During the two-year period of this project, several milestones have been achieved:
- In vivo single-cell holographic activation for opsins of diverse channel kinetics
We applied the custom-built TF-CGH for spike generation for opsins of channel closing time constants ranging 10-100 ms: the slow ReaChR, the intermediate CoChR, and the fast ChrimsonR. Using 2P-guided patch recordings at the layer 2/3 of anesthetized mouse visual cortex to measure the spiking in target cell, we found the illumination conditions of brief duration <10 ms and low power of 10-50 mW at 1030 nm that enable single AP induction of <10 ms latency and <1 ms jitter for the above opsins. Repetitive holographic illuminations onto the target cell induce regular spike trains or irregular ones that mimic its spontaneous firing.

- All-optical single-/multi- cell holographic activation
The main advantage of parallel holographic stimulation is simultaneous targeting of one or multiple cells. In preparation co-expressing ReaChR/GCaMP6 or somatic CoChR/GCaMP6, we were able to control the activity of one or many layer 2/3 neurons all-optically by reading out increased GCaMP6 signal in the target neurons upon holographic illuminations in lightly anesthetized or awake mice. Using 2P-guided patch recordings upon 2P scanning at different power, we quantified the crosstalk spiking for opsins ReaChR, CoChR and ChrimsonR. Notably, the slow channel kinetics of ReaChR renders it more prone to spurious firing for scanning power >60 mW.

- Functional mapping of orientation selectivity
To be able to probe connections between functionally identified neurons, we sought to determine the tuning properties of a neuronal network. Co-tuned cells of layer 2/3 neurons were identified according to the orientation selectivity measured by performing GCaMP6 calcium imaging upon presenting drifting gratings.
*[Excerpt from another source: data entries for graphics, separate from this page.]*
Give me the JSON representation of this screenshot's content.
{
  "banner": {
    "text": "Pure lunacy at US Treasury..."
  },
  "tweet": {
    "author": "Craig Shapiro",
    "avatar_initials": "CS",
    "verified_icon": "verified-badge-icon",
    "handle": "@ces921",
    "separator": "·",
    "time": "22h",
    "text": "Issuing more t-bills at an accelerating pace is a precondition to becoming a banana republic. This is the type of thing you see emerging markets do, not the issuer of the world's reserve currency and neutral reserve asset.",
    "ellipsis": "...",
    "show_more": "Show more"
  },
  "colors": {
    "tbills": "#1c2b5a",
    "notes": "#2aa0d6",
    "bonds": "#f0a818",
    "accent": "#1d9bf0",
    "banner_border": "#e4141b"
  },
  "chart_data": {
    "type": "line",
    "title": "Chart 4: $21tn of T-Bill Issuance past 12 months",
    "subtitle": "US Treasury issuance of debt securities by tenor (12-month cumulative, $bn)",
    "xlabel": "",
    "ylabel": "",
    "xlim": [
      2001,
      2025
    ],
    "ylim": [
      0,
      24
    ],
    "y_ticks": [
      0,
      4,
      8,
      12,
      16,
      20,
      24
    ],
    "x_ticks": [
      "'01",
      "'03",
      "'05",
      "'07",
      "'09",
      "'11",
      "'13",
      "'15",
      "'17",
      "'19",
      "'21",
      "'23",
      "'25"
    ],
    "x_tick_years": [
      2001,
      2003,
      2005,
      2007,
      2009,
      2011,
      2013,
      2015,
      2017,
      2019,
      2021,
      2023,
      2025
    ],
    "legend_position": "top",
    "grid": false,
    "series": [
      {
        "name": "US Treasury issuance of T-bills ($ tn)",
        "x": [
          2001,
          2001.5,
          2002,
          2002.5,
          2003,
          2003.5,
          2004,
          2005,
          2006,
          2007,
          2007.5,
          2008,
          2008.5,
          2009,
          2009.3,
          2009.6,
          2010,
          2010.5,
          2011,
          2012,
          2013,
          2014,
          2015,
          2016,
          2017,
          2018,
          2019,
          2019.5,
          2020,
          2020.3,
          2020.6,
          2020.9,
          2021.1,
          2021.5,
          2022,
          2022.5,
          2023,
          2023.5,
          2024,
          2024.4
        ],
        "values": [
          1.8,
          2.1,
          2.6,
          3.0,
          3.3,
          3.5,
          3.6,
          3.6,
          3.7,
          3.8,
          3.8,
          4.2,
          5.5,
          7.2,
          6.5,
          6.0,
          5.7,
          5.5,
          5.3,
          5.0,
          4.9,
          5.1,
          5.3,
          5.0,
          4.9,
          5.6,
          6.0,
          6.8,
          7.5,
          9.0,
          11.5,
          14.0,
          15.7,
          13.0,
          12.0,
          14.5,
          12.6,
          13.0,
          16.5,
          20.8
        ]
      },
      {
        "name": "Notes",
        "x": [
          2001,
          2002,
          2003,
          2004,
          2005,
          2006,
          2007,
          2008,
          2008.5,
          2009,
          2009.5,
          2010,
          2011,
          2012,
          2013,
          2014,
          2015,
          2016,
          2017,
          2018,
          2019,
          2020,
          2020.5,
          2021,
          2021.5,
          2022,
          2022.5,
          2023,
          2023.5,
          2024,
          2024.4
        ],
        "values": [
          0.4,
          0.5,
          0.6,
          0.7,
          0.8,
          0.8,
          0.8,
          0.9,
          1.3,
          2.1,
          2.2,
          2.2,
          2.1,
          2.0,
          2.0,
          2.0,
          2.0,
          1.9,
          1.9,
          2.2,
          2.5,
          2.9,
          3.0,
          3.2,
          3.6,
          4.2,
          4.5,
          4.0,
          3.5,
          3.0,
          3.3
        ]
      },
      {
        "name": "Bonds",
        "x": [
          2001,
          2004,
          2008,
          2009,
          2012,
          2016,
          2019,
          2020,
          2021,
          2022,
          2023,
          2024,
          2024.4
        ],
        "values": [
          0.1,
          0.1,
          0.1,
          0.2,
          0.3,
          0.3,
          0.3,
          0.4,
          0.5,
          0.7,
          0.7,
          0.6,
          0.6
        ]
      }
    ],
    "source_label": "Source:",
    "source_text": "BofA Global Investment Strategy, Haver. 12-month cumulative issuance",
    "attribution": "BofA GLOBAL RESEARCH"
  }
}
The above results, providing the first step to in vivo functional connectivity mapping, are mostly summarized in a research article published in Journal of Neuroscience (2019) and a review published in Current Opinion in Neurobiology (2018).
Results from this project add a piece of valuable information about the relevant parameters of holographic illumination for fast and precise in vivo 2P optogenetic neuronal activation. To complete this on-going project of in vivo functional connectivity mapping, the Fellow will keep optimizing the opsin/indicator combination for minimum crosstalk activation, design strategies for efficiently probing neuronal connections using somatic opsin, and implement the 3D light-shaping pioneered in the host group.
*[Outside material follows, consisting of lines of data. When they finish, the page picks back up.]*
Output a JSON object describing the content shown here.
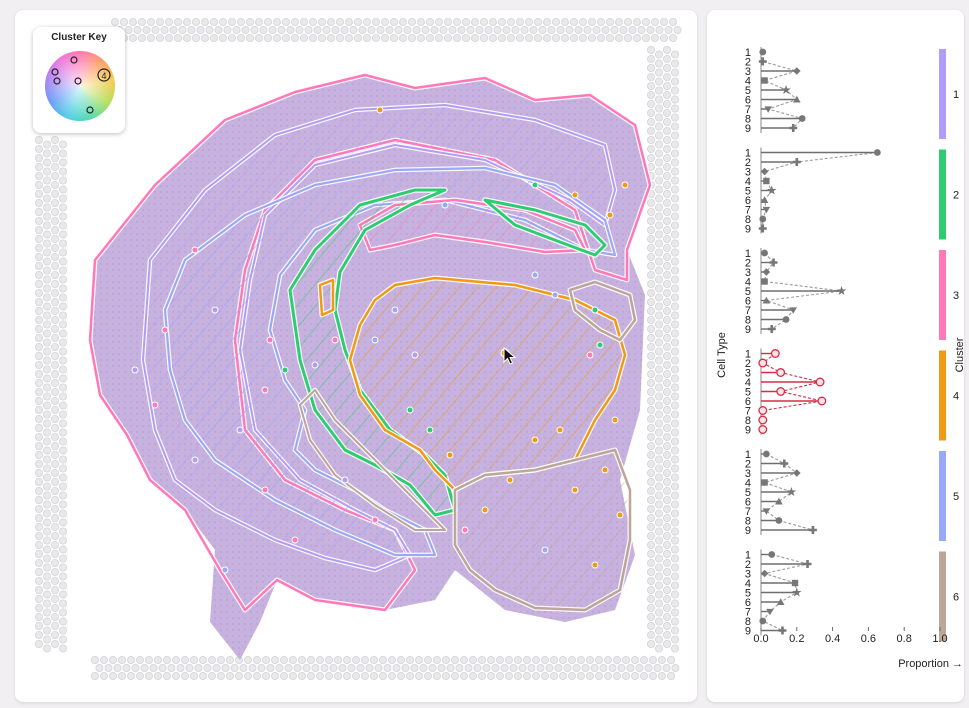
{
  "cluster_key": {
    "title": "Cluster Key",
    "selected_marker": "4"
  },
  "colors": {
    "cluster_1": "#b19cf7",
    "cluster_2": "#2ecc71",
    "cluster_3": "#ff79b8",
    "cluster_4": "#ee9a14",
    "cluster_5": "#9aa8f8",
    "cluster_6": "#bca699",
    "highlight": "#d62c46",
    "tissue": "#c7b1de"
  },
  "cursor_icon": "arrow-cursor-icon",
  "chart_data": {
    "type": "scatter",
    "xlabel": "Proportion →",
    "ylabel": "Cell Type",
    "right_label": "Cluster",
    "xlim": [
      0.0,
      1.0
    ],
    "x_ticks": [
      "0.0",
      "0.2",
      "0.4",
      "0.6",
      "0.8",
      "1.0"
    ],
    "cell_types": [
      "1",
      "2",
      "3",
      "4",
      "5",
      "6",
      "7",
      "8",
      "9"
    ],
    "markers": [
      "circle",
      "plus",
      "diamond",
      "square",
      "star",
      "triangle",
      "triangle-down",
      "circle",
      "plus"
    ],
    "clusters": [
      {
        "name": "1",
        "color": "#b19cf7",
        "highlighted": false,
        "values": [
          0.01,
          0.01,
          0.2,
          0.02,
          0.14,
          0.2,
          0.04,
          0.23,
          0.18
        ]
      },
      {
        "name": "2",
        "color": "#2ecc71",
        "highlighted": false,
        "values": [
          0.65,
          0.2,
          0.02,
          0.03,
          0.06,
          0.02,
          0.03,
          0.01,
          0.01
        ]
      },
      {
        "name": "3",
        "color": "#ff79b8",
        "highlighted": false,
        "values": [
          0.02,
          0.07,
          0.03,
          0.02,
          0.45,
          0.03,
          0.18,
          0.14,
          0.06
        ]
      },
      {
        "name": "4",
        "color": "#ee9a14",
        "highlighted": true,
        "values": [
          0.08,
          0.01,
          0.11,
          0.33,
          0.11,
          0.34,
          0.01,
          0.01,
          0.01
        ]
      },
      {
        "name": "5",
        "color": "#9aa8f8",
        "highlighted": false,
        "values": [
          0.03,
          0.13,
          0.2,
          0.02,
          0.17,
          0.1,
          0.03,
          0.1,
          0.29
        ]
      },
      {
        "name": "6",
        "color": "#bca699",
        "highlighted": false,
        "values": [
          0.06,
          0.26,
          0.02,
          0.19,
          0.2,
          0.11,
          0.05,
          0.01,
          0.12
        ]
      }
    ]
  }
}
Successful realization of the proposed project will not only contribute to decipher a fundamental question of the relationship between connectivity and visual selectivity in visual cortex, but also allow this approach being transferred to other brain regions. This knowledge will be particularly important for the study and remedy of brain functions. In addition, the proposed action has a strong interdisciplinary characteristic, bringing together neurophysiology, molecular engineering of opsins, and wavefront light-shaping, and further reinforcing each aspect.